Assurance vie et Succession : guide complet

par Arnaud Sylvain | Assurance-vie

Juil 15

Assurance vie et succession

L’assurance vie est un bon outil pour se constituer un capital. C’est également une arme redoutable pour transmettre un capital.

 

L’essentiel :

  • Au décès de l’assuré, le capital accumulé est transmis au(x) bénéficiaire(s) désignés par le souscripteur.
  • Les bénéficiaires du contrat sont librement choisis par le souscripteur, selon les modalités qu’il aura définies.
  • L’assurance vie est hors succession et permet de contourner (partiellement) le mécanisme de la réserve héréditaire et de la quotité disponible.
  • Au décès de l’assuré, les bénéficiaires ne sont pas assujettis aux droits de succession mais à la fiscalité plus favorable de l’assurance vie.

Sommaire


Que devient une assurance vie après le décès de l’assuré ?

L’assurance vie est un contrat par lequel l’assureur s’engage, en contrepartie du paiement de primes, à verser une rente ou un capital à l’assuré ou à ses bénéficiaires.

Un contrat d’assurance vie est géré par un assureur. Il peut être souscrit auprès d’un agent d’assurances ou d’un courtier, ainsi que par l’intermédiaire d’une banque.

 

Assurance vie et assurance décès : deux produits à ne pas confondre

Avec une assurance décès, vous vous assurez contre le risque de décès. Vous versez des primes et lorsque le risque se réalise, le bénéficiaire que vous avez désigné reçoit le capital correspondant. C’est un produit à fonds perdus dont vous ne bénéficierez pas.

Une assurance vie est un produit d’épargne dont vous pourrez récupérer les fonds par des rachats de contrats ou à l’échéance du contrat.

 

Deux types de contrat d’assurance vie existent :

  • Les contrats monosupport : les versements sont investis sur un support en euros. Le capital investi est garanti à tout moment et les intérêts de l’année sont définitivement acquis.
  • Les contrats multisupport : À côté du fonds en euros (commun avec les contrats monosupport), il est possible d’investir dans des supports plus risqués appelés unités de compte (UC). L’assureur ne garantit pas la valeur de ces unités mais leur nombre. Pourquoi prendre le risque d’investir dans des unités de compte ? Pour obtenir un rendement plus élevé que celui du fonds en euros (rendement et risque sont positivement liés).
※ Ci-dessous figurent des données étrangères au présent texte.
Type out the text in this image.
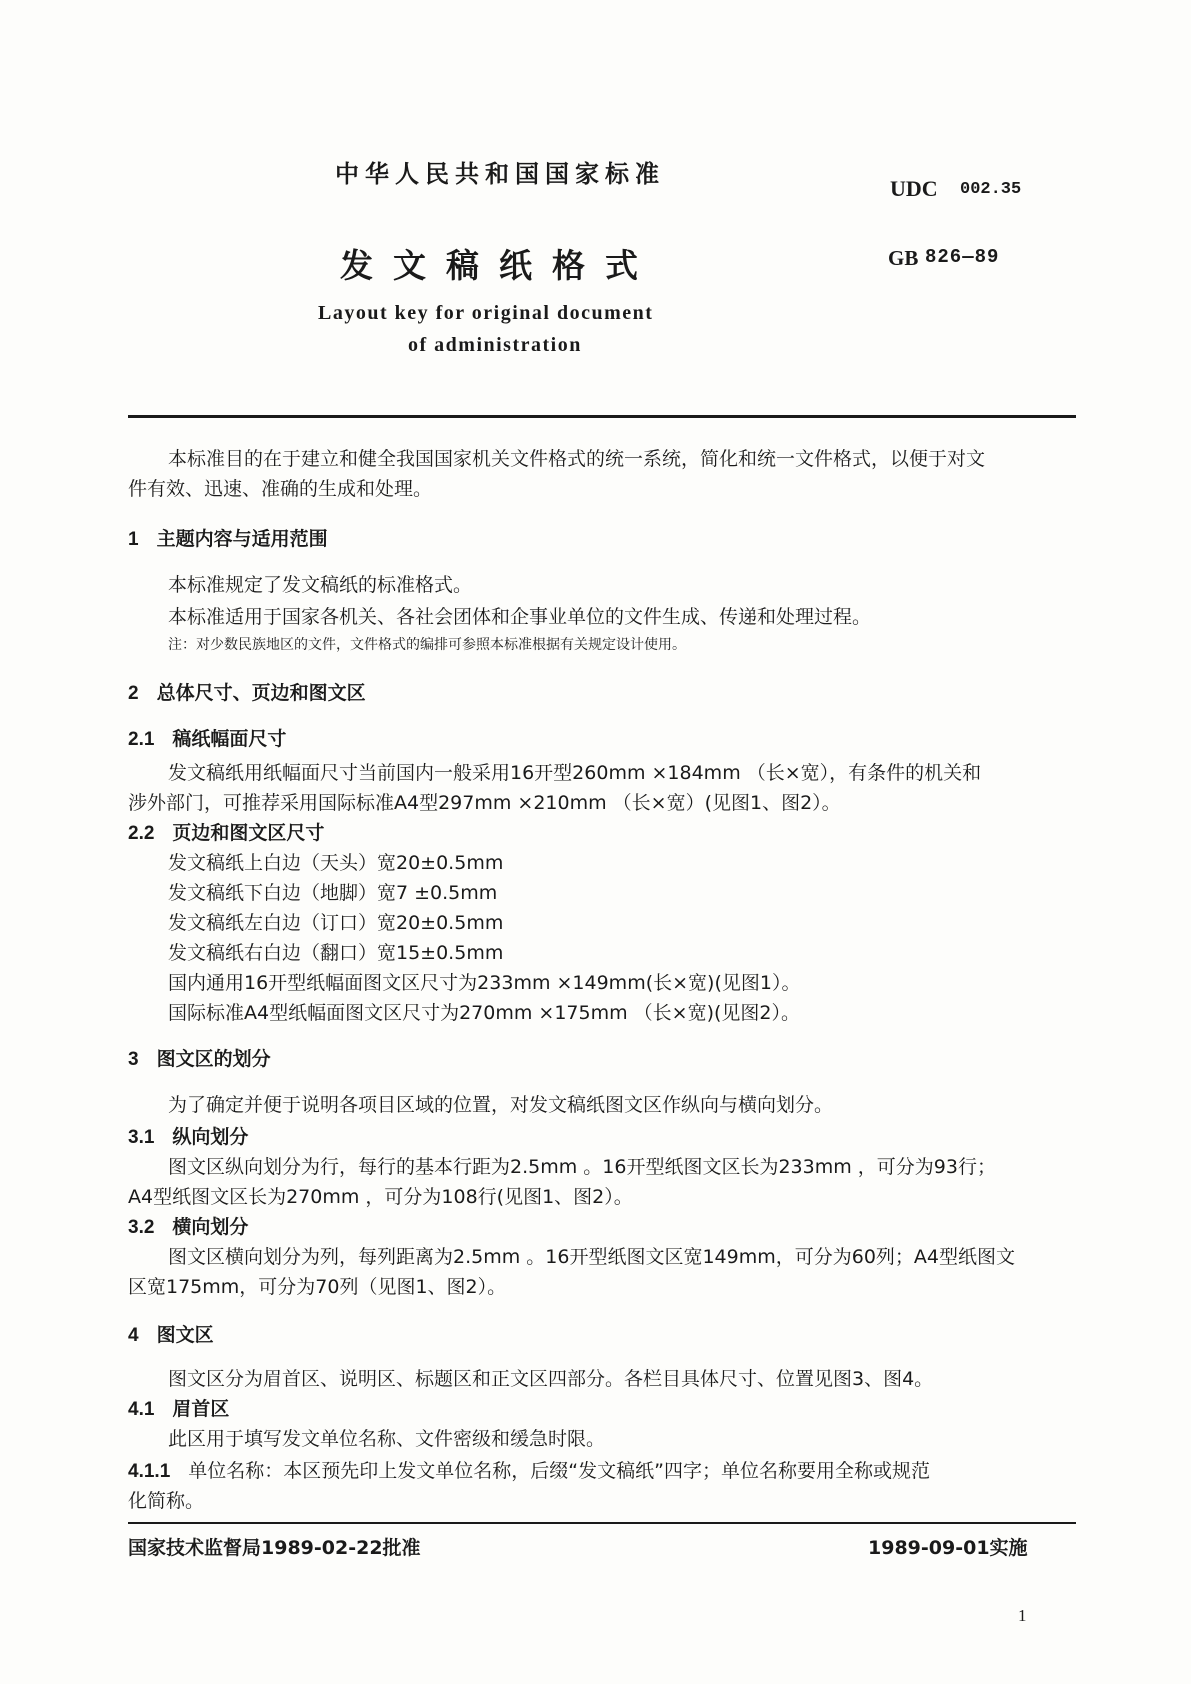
中华人民共和国国家标准
UDC 002.35
发文稿纸格式	GB 826—89
Layout key for original document
of administration
本标准目的在于建立和健全我国国家机关文件格式的统一系统，简化和统一文件格式，以便于对文
件有效、迅速、准确的生成和处理。
1 主题内容与适用范围
本标准规定了发文稿纸的标准格式。
本标准适用于国家各机关、各社会团体和企事业单位的文件生成、传递和处理过程。
注：对少数民族地区的文件，文件格式的编排可参照本标准根据有关规定设计使用。
2 总体尺寸、页边和图文区
2.1 稿纸幅面尺寸
发文稿纸用纸幅面尺寸当前国内一般采用16开型260mm ×184mm （长×宽），有条件的机关和
涉外部门，可推荐采用国际标准A4型297mm ×210mm （长×宽）(见图1、图2）。
2.2 页边和图文区尺寸
发文稿纸上白边（天头）宽20±0.5mm
发文稿纸下白边（地脚）宽7 ±0.5mm
发文稿纸左白边（订口）宽20±0.5mm
发文稿纸右白边（翻口）宽15±0.5mm
国内通用16开型纸幅面图文区尺寸为233mm ×149mm(长×宽)(见图1）。
国际标准A4型纸幅面图文区尺寸为270mm ×175mm （长×宽)(见图2）。
3 图文区的划分
为了确定并便于说明各项目区域的位置，对发文稿纸图文区作纵向与横向划分。
3.1 纵向划分
图文区纵向划分为行，每行的基本行距为2.5mm 。16开型纸图文区长为233mm ，可分为93行；
A4型纸图文区长为270mm ，可分为108行(见图1、图2）。
3.2 横向划分
图文区横向划分为列，每列距离为2.5mm 。16开型纸图文区宽149mm，可分为60列；A4型纸图文
区宽175mm，可分为70列（见图1、图2）。
4 图文区
图文区分为眉首区、说明区、标题区和正文区四部分。各栏目具体尺寸、位置见图3、图4。
4.1 眉首区
此区用于填写发文单位名称、文件密级和缓急时限。
4.1.1 单位名称：本区预先印上发文单位名称，后缀“发文稿纸”四字；单位名称要用全称或规范
化简称。
国家技术监督局1989-02-22批准	1989-09-01实施
1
Avec les contrats multisupport, l’assurance vie devient plus qu’un produit d’épargne. Les primes peuvent être placées sur des supports risqués pour rechercher du rendement, ce qui fait de l’assurance vie un produit d’investissement.
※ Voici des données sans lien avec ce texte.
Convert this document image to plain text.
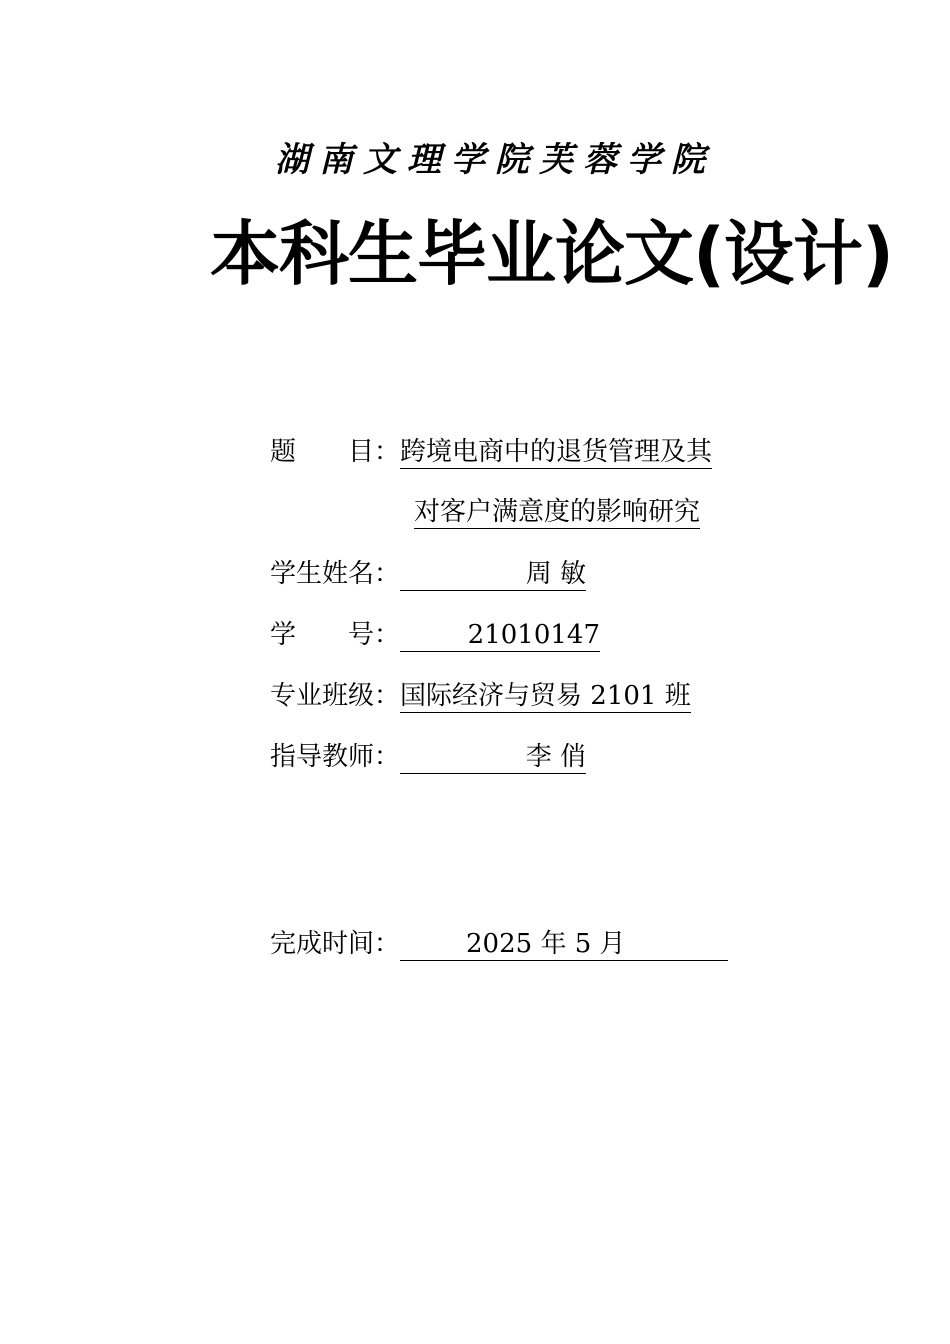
湖南文理学院芙蓉学院
本科生毕业论文(设计)
题　　目：跨境电商中的退货管理及其
对客户满意度的影响研究
学生姓名：	周 敏
学　　号：	21010147
专业班级：国际经济与贸易 2101 班
指导教师：	李 俏
完成时间：	2025 年 5 月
Après ouverture du contrat par un versement initial, il est possible d’effectuer des versements sans limite de montant. Il est également possible d’effectuer des retraits.

Un contrat d’assurance vie n’a pas de durée légale. Il s’éteint lors du décès de l’assuré ou au moment de la date butoir éventuellement définie lors de la souscription. Il peut aussi être clos par retrait de l’intégralité des fonds.
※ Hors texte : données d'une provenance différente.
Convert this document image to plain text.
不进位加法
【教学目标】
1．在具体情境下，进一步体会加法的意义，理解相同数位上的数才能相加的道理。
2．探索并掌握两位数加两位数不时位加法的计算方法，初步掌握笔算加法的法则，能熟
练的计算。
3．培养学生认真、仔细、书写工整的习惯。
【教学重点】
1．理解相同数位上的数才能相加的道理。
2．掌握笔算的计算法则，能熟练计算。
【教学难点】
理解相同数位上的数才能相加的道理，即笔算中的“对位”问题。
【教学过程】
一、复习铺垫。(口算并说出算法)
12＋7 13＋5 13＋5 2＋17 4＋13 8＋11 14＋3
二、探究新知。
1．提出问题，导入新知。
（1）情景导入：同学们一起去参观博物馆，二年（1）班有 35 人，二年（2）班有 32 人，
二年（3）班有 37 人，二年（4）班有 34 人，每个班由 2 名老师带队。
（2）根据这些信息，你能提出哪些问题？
  • En cas de vie de l’assuré au terme du contrat, l’assureur lui verse le capital accumulé sur le contrat sous forme de capital ou de rente.
  • Si l’assuré décède avant le terme du contrat, le capital accumulé est versé au(x) bénéficiaire(s) désigné(s) par le souscripteur.

Le capital accumulé correspond aux primes versées diminuées des frais, auxquelles s’ajoutent les gains ou les pertes retirés du placement de ces primes.

 

Souscripteur, assuré, bénéficiaire d’un contrat d’assurance vie : qui fait quoi ?

Le souscripteur est la personne qui signe le bulletin de souscription et qui effectue les versements.

L’assuré est la personne sur qui repose le risque. Il est généralement le souscripteur mais ce n’est pas obligatoire. Dans ce cas, l’assuré désigné par le souscripteur doit donner son consentement écrit au contrat. Des parents peuvent par exemple souscrire un contrat d’assurance vie pour leurs enfants. Les parents sont les souscripteurs et les enfants, les assurés.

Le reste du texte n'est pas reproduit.